Lifesavers Aren't Always Round


John Clark checking in. This month at YA Outside the Lines, we’re talking about the world of YA. When I began putting my thoughts together, a series of adjectives came to mind: healthy, responsive, daring, controversial, therapeutic, supportive, and life-changing.

I’ve been writing about the positive effects of YA fiction for more than ten years (see first link at the end of this column), and recently blogged about the delightful subversiveness of the genre in my July blog at Maine Crime Writers (see second link)

YA authors seem to be more diverse than adult fiction in my opinion and they’re certainly not bashful about including characters from the LBGTQIA spectrum, more often than not without any fanfare...They’re simply part of the story as they well should be. Our own Brian Katcher’s Almost Perfect was published 14 years ago and remains one of my all time YA favorites. Since then, young adult authors have included a ton of interesting non-traditional characters, representing pretty much every orientation, ethnicity, medical/mental condition, religious, and political reality. The vast majority have done a stellar job of depicting them in ways which allow teens and tweens no matter where they live or what their individual situation might be, to read about someone like themselves.

We’ve been blessed in recent years by an influx of books written by first and second generation authors from all over the world. Having books written by so many ethnicly and religiously different people gives teens with similar backgrounds, or who live in near-white towns, an opportunity to enter worlds that resonate, or open whole new vistas. If you have not read The Firekeeper’s Daughter or Warrior Girl Unearthed by Angeline Boulley, please do so.

As a retired librarian and member of the Maine Writers and Publishers Association, I’m heartened by the outreach efforts by libraries and organizations like MWPA to expand access to teens no matter where they live so they can do an end-around on book banning. The Brooklyn (NY) Public Library is at the forefront of doing so (, while members of the MWPA raised more than $3200 to buy copies of Genderqueer and make them available after a Maine school district banned the book from a high school library.

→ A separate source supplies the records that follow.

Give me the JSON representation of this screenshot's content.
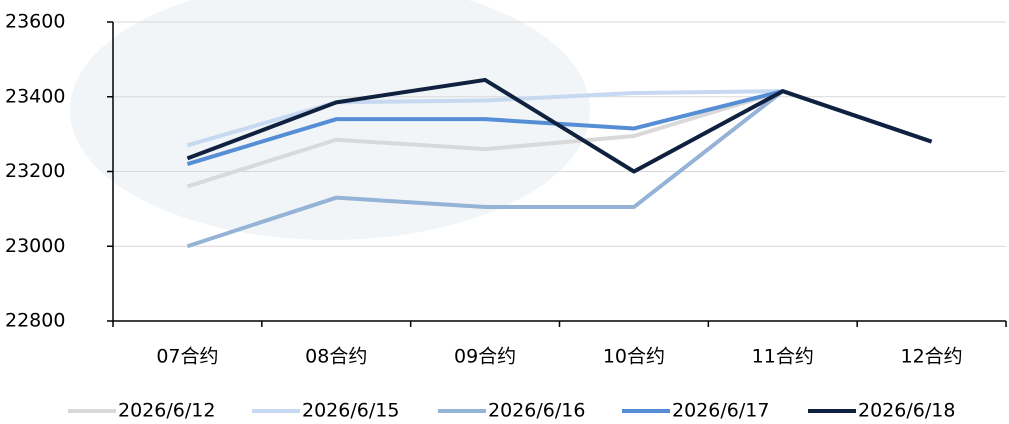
{
  "chart_data": {
    "type": "line",
    "categories": [
      "07合约",
      "08合约",
      "09合约",
      "10合约",
      "11合约",
      "12合约"
    ],
    "series": [
      {
        "name": "2026/6/12",
        "color": "#d9d9d9",
        "values": [
          23160,
          23285,
          23260,
          23295,
          23415,
          23280
        ]
      },
      {
        "name": "2026/6/15",
        "color": "#c6d9f1",
        "values": [
          23270,
          23385,
          23390,
          23410,
          23415,
          23280
        ]
      },
      {
        "name": "2026/6/16",
        "color": "#95b3d7",
        "values": [
          23000,
          23130,
          23105,
          23105,
          23415,
          23280
        ]
      },
      {
        "name": "2026/6/17",
        "color": "#558ed5",
        "values": [
          23220,
          23340,
          23340,
          23315,
          23415,
          23280
        ]
      },
      {
        "name": "2026/6/18",
        "color": "#0f213f",
        "values": [
          23235,
          23385,
          23445,
          23200,
          23415,
          23280
        ]
      }
    ],
    "ylim": [
      22800,
      23600
    ],
    "yticks": [
      22800,
      23000,
      23200,
      23400,
      23600
    ],
    "grid": true
  }
}
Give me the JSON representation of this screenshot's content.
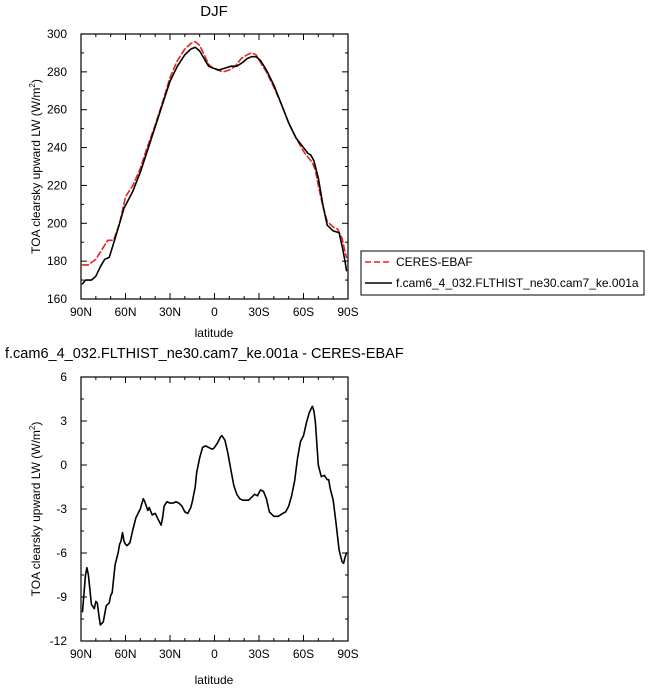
{
  "chart_data": [
    {
      "type": "line",
      "title": "DJF",
      "xlabel": "latitude",
      "ylabel": "TOA clearsky upward LW (W/m",
      "ylabel_sup": "2",
      "ylabel_close": ")",
      "xlim": [
        90,
        -90
      ],
      "ylim": [
        160,
        300
      ],
      "xticks": [
        90,
        60,
        30,
        0,
        -30,
        -60,
        -90
      ],
      "xtick_labels": [
        "90N",
        "60N",
        "30N",
        "0",
        "30S",
        "60S",
        "90S"
      ],
      "yticks": [
        160,
        180,
        200,
        220,
        240,
        260,
        280,
        300
      ],
      "yticklabels": [
        "160",
        "180",
        "200",
        "220",
        "240",
        "260",
        "280",
        "300"
      ],
      "legend": "right",
      "series": [
        {
          "name": "CERES-EBAF",
          "color": "#e8221c",
          "dash": "dashed",
          "x": [
            89,
            85,
            80,
            76,
            72,
            68,
            64,
            60,
            55,
            50,
            45,
            40,
            35,
            30,
            25,
            20,
            16,
            13,
            10,
            7,
            4,
            1,
            -2,
            -6,
            -10,
            -14,
            -18,
            -22,
            -25,
            -28,
            -31,
            -35,
            -40,
            -45,
            -50,
            -55,
            -60,
            -63,
            -66,
            -68,
            -70,
            -73,
            -76,
            -80,
            -83,
            -86,
            -88,
            -89
          ],
          "y": [
            178,
            178,
            181,
            186,
            191,
            191,
            200,
            214,
            220,
            229,
            241,
            252,
            264,
            277,
            286,
            292,
            295,
            296,
            294,
            289,
            284,
            282,
            281,
            280,
            281,
            283,
            287,
            289,
            290,
            289,
            285,
            280,
            272,
            263,
            253,
            245,
            238,
            235,
            232,
            228,
            220,
            209,
            201,
            198,
            197,
            192,
            185,
            182
          ]
        },
        {
          "name": "f.cam6_4_032.FLTHIST_ne30.cam7_ke.001a",
          "color": "#000000",
          "dash": "solid",
          "x": [
            89,
            87,
            83,
            80,
            77,
            74,
            71,
            69,
            67,
            64,
            61,
            59,
            55,
            50,
            45,
            40,
            35,
            30,
            25,
            20,
            16,
            13,
            10,
            7,
            4,
            1,
            -3,
            -7,
            -11,
            -15,
            -19,
            -22,
            -25,
            -28,
            -31,
            -35,
            -40,
            -45,
            -50,
            -55,
            -60,
            -63,
            -65,
            -67,
            -70,
            -73,
            -76,
            -80,
            -84,
            -86,
            -88,
            -89
          ],
          "y": [
            168,
            170,
            170,
            172,
            177,
            181,
            182,
            187,
            192,
            200,
            208,
            211,
            217,
            227,
            239,
            251,
            263,
            275,
            283,
            289,
            292,
            293,
            291,
            287,
            283,
            282,
            281,
            282,
            283,
            283,
            285,
            287,
            288,
            288,
            286,
            281,
            273,
            263,
            253,
            245,
            240,
            237,
            236,
            233,
            224,
            210,
            199,
            196,
            195,
            188,
            180,
            175
          ]
        }
      ]
    },
    {
      "type": "line",
      "title": "f.cam6_4_032.FLTHIST_ne30.cam7_ke.001a - CERES-EBAF",
      "xlabel": "latitude",
      "ylabel": "TOA clearsky upward LW (W/m",
      "ylabel_sup": "2",
      "ylabel_close": ")",
      "xlim": [
        90,
        -90
      ],
      "ylim": [
        -12,
        6
      ],
      "xticks": [
        90,
        60,
        30,
        0,
        -30,
        -60,
        -90
      ],
      "xtick_labels": [
        "90N",
        "60N",
        "30N",
        "0",
        "30S",
        "60S",
        "90S"
      ],
      "yticks": [
        -12,
        -9,
        -6,
        -3,
        0,
        3,
        6
      ],
      "yticklabels": [
        "-12",
        "-9",
        "-6",
        "-3",
        "0",
        "3",
        "6"
      ],
      "series": [
        {
          "name": "",
          "color": "#000000",
          "dash": "solid",
          "x": [
            89,
            87,
            86,
            85,
            83,
            81,
            80,
            79,
            78,
            77,
            75,
            73,
            71,
            70,
            69,
            67,
            65,
            64,
            63,
            62,
            61,
            60,
            59,
            58,
            57,
            55,
            53,
            51,
            50,
            48,
            47,
            45,
            44,
            42,
            40,
            38,
            36,
            35,
            34,
            32,
            30,
            28,
            26,
            24,
            22,
            20,
            18,
            16,
            15,
            13,
            12,
            10,
            8,
            6,
            4,
            2,
            1,
            0,
            -2,
            -4,
            -5,
            -7,
            -9,
            -11,
            -13,
            -15,
            -17,
            -19,
            -21,
            -23,
            -25,
            -27,
            -29,
            -31,
            -33,
            -35,
            -37,
            -40,
            -43,
            -46,
            -48,
            -50,
            -52,
            -54,
            -56,
            -58,
            -60,
            -62,
            -64,
            -66,
            -67,
            -68,
            -70,
            -72,
            -74,
            -76,
            -77,
            -78,
            -80,
            -82,
            -84,
            -86,
            -87,
            -88,
            -89
          ],
          "y": [
            -10,
            -7.5,
            -7.0,
            -7.5,
            -9.5,
            -9.8,
            -9.3,
            -9.4,
            -10.2,
            -10.9,
            -10.7,
            -9.6,
            -9.4,
            -8.9,
            -8.7,
            -6.8,
            -6.0,
            -5.4,
            -5.2,
            -4.6,
            -5.2,
            -5.4,
            -5.5,
            -5.4,
            -5.3,
            -4.4,
            -3.6,
            -3.2,
            -3.0,
            -2.3,
            -2.5,
            -3.1,
            -2.9,
            -3.4,
            -3.3,
            -3.7,
            -4.1,
            -3.6,
            -2.8,
            -2.5,
            -2.6,
            -2.6,
            -2.5,
            -2.6,
            -2.8,
            -3.2,
            -3.3,
            -2.9,
            -2.5,
            -1.5,
            -0.5,
            0.5,
            1.2,
            1.3,
            1.2,
            1.1,
            1.1,
            1.2,
            1.5,
            1.9,
            2.0,
            1.7,
            0.8,
            -0.3,
            -1.4,
            -2.0,
            -2.3,
            -2.4,
            -2.4,
            -2.4,
            -2.2,
            -2.0,
            -2.1,
            -1.7,
            -1.8,
            -2.3,
            -3.2,
            -3.5,
            -3.5,
            -3.3,
            -3.2,
            -2.8,
            -2.1,
            -1.1,
            0.5,
            1.6,
            2.0,
            2.9,
            3.6,
            4.0,
            3.7,
            2.9,
            0.0,
            -0.8,
            -0.7,
            -1.0,
            -1.0,
            -1.6,
            -2.4,
            -4.0,
            -5.8,
            -6.6,
            -6.7,
            -6.3,
            -6.0
          ]
        }
      ]
    }
  ]
}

Imagine you’re a transgender teen in a small town in a state where conservatism runs rampant. If that was your reality ten or fifteen years ago, where could you turn to in order to feel like you weren’t the only person in such a situation? Fast forward to today. A keyword search of Minerva, the largest online catalog in Maine, using transgender teen, pulls up 149 hits. Granted some are duplicates, but how reassuring such a result must be to that teen searching for something to validate their identity.

Granted, there are still lots of YA fluff books being published, and there should be. After all, teens need to have literary worlds that are pure mind candy. I’m simply grateful for all the books that provoke my mind.


I’m also grateful for authors who have pushed through their own pain to write books that have the potential to save a life. Two come to mind. Beth Fehlbaum’s Patience trilogy and her newest Find The Moon, are prime examples as is the just published My Heart Is Hurting by S.E. Reed.